Bottermann wusste die bäuerliche Seele aber auch zu streicheln. So wolle sich die Landesregierung für weniger Detail-Kontrollen bei EU-Vorgaben und mehr Flexibilität in regionalen Situationen einsetzen. "Die Dinge müssen viel einfacher werden", sagte Bottermann und bekam dafür den ersten Applaus des Morgens. Auch die von Rot-Grün veränderte Jagd- und Naturschutz-Gesetzgebung wolle man "weiterentwickeln". Also jene Dinge wieder herausnehmen, die als Hemmnisse hineingekommen seien. Zur Lösung der Gülleproblematik seien technische Neuerungen in Sicht, erläuterte Bottermann. Statt beste Böden als Ausgleichsflächen zu blockieren, sollten vielmehr andere Areale aufgewertet werden. Und beim Hochwasserschutz müsse es ein Zusammenspiel von technischen und umweltfreundlichen Projekten geben. "Mit Maß einen Weg der Mitte wählen", fasste Bottermann zusammen.

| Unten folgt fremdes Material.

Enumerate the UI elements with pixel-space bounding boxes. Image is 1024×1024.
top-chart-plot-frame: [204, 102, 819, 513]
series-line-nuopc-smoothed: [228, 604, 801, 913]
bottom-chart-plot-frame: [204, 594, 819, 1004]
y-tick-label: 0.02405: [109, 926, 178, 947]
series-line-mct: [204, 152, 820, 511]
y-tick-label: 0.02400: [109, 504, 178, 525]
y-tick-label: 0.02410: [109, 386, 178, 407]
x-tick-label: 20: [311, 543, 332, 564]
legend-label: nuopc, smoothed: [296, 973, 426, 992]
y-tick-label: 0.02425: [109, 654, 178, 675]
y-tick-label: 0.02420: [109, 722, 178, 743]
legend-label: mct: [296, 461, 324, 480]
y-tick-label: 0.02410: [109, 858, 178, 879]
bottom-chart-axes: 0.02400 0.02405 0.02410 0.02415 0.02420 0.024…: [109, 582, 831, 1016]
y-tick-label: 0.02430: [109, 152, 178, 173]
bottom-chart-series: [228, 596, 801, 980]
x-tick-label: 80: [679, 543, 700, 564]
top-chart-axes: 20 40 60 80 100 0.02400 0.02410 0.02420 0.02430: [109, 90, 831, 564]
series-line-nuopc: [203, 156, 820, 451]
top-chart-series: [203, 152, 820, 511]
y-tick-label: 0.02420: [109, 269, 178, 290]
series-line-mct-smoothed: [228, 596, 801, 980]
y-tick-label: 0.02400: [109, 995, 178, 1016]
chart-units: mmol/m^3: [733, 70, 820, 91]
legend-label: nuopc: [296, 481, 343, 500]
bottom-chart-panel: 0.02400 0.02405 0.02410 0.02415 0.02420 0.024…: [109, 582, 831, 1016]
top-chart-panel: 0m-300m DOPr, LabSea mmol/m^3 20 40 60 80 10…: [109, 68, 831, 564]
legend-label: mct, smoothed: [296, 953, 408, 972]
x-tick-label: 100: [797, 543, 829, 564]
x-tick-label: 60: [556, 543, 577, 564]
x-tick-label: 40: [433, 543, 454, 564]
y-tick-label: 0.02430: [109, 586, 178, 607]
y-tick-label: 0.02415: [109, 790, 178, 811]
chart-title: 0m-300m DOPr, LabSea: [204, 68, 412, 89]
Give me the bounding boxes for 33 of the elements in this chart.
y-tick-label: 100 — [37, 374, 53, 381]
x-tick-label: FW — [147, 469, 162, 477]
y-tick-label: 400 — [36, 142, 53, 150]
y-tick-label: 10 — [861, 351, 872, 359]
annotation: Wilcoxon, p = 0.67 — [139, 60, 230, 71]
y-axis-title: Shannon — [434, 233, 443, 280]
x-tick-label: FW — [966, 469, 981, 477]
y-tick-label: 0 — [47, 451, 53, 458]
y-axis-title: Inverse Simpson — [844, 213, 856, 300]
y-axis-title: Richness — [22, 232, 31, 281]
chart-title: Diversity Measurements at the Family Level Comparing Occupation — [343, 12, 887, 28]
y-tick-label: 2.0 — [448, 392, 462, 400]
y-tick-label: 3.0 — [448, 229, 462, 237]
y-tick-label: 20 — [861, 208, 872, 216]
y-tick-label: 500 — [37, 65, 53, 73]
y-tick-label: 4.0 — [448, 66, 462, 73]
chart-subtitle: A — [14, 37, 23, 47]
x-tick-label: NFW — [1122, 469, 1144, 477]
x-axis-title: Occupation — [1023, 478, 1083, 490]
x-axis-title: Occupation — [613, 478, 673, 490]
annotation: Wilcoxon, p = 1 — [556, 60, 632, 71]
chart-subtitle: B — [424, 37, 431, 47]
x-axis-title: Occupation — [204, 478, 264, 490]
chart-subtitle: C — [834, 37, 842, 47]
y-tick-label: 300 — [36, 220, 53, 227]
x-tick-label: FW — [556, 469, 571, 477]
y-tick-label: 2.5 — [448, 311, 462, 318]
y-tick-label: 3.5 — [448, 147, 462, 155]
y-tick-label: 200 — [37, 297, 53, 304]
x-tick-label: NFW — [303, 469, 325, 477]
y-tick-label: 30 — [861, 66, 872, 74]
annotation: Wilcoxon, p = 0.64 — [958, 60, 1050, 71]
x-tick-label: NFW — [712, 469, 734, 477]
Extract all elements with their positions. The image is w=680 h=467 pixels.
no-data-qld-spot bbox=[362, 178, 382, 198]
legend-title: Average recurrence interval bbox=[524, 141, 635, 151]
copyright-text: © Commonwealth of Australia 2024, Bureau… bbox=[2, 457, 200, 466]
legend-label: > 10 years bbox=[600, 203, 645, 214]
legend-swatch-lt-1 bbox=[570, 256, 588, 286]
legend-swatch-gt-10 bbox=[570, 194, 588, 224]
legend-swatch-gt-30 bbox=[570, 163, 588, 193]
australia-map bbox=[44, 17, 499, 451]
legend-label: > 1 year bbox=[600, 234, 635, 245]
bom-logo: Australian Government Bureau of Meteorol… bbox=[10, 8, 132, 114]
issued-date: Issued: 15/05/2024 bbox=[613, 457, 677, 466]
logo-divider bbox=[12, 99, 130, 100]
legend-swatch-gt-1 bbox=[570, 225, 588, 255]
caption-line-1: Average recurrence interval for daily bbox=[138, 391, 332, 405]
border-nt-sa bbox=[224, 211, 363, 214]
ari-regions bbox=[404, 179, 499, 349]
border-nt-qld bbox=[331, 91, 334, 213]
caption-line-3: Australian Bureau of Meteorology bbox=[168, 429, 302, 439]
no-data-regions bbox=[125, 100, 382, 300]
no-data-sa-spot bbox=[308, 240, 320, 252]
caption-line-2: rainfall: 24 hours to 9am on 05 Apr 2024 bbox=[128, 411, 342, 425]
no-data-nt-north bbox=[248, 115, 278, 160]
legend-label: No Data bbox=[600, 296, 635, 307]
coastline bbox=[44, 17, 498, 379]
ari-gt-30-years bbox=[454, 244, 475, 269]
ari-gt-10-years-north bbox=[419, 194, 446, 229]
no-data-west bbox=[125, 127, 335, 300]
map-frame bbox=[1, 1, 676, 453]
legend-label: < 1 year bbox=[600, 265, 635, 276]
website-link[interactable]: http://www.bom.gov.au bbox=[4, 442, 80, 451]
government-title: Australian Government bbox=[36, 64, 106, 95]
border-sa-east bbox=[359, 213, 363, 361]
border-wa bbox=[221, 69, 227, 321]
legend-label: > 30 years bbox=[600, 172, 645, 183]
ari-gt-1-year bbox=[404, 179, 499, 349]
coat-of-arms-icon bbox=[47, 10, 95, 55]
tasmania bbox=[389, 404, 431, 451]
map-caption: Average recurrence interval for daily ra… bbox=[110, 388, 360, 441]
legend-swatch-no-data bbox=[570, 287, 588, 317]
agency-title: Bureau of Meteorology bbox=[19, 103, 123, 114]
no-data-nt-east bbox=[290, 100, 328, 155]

Prof. Ulrike Weiler als zweite Referentin stellte ihren Vortrag unter die Fragestellung, ob es bei der Fleischerzeugung einen Kompromiss zwischen Tierschutz, Umweltschutz und Fleischgenuss geben kann. Gestützt auf zahlreiche Erhebungen gestaltete die Agrarwissenschaftlerin ihren Vortrag äußerst kurzweilig und launig. In den Mittelpunkt rückte auch hier immer wieder die Erkenntnis, dass die Landwirtschaft an ihrem Image arbeiten müsse. Weiler versuchte, mit populären Irrtümern aufzuräumen. So sei entgegen der landläufigen Meinung der Strohstall für Schweine eben nicht das Nonplusultra, sondern "unter Umweltaspekten ein Desaster". Auch werde bei der Produktion von gepriesenem Fleisch des Kobe-Rinds doppelt so viel CO2 frei wie beim normalen Mastbullen. Bei Wildschweinen übrigens dreimal so viel wie beim Stallschwein. "Kompromisse werden nur akzeptiert, wenn der Verbraucher versteht, was wir tun. Also müssen wir es ihm erklären", sagte Weiler.

Bevor es in die Podiumsrunde ging, musste Bottermann sich verabschieden, beantwortete aber noch zügig direkt an ihn gehende Fragen aus dem Publikum. Da durfte natürlich auch die nach dem unlängst am Rhein im Raum Wesel/Rees gesichteten Wolf nicht fehlen. "Ich habe schon darauf gewartet, sagte der Staatssekretär. "Wir haben hier kein Rudel", stellte er fest. Und wenn ein Wolf sich artgerecht verhalte, gebe es auch keinen Grund, gegen ihn vorzugehen. Sollte er aber davon abweichen, dann müsse er erlegt werden. Bottermann warb aber auch dafür, den Schützen dann "nicht zu diskriminieren".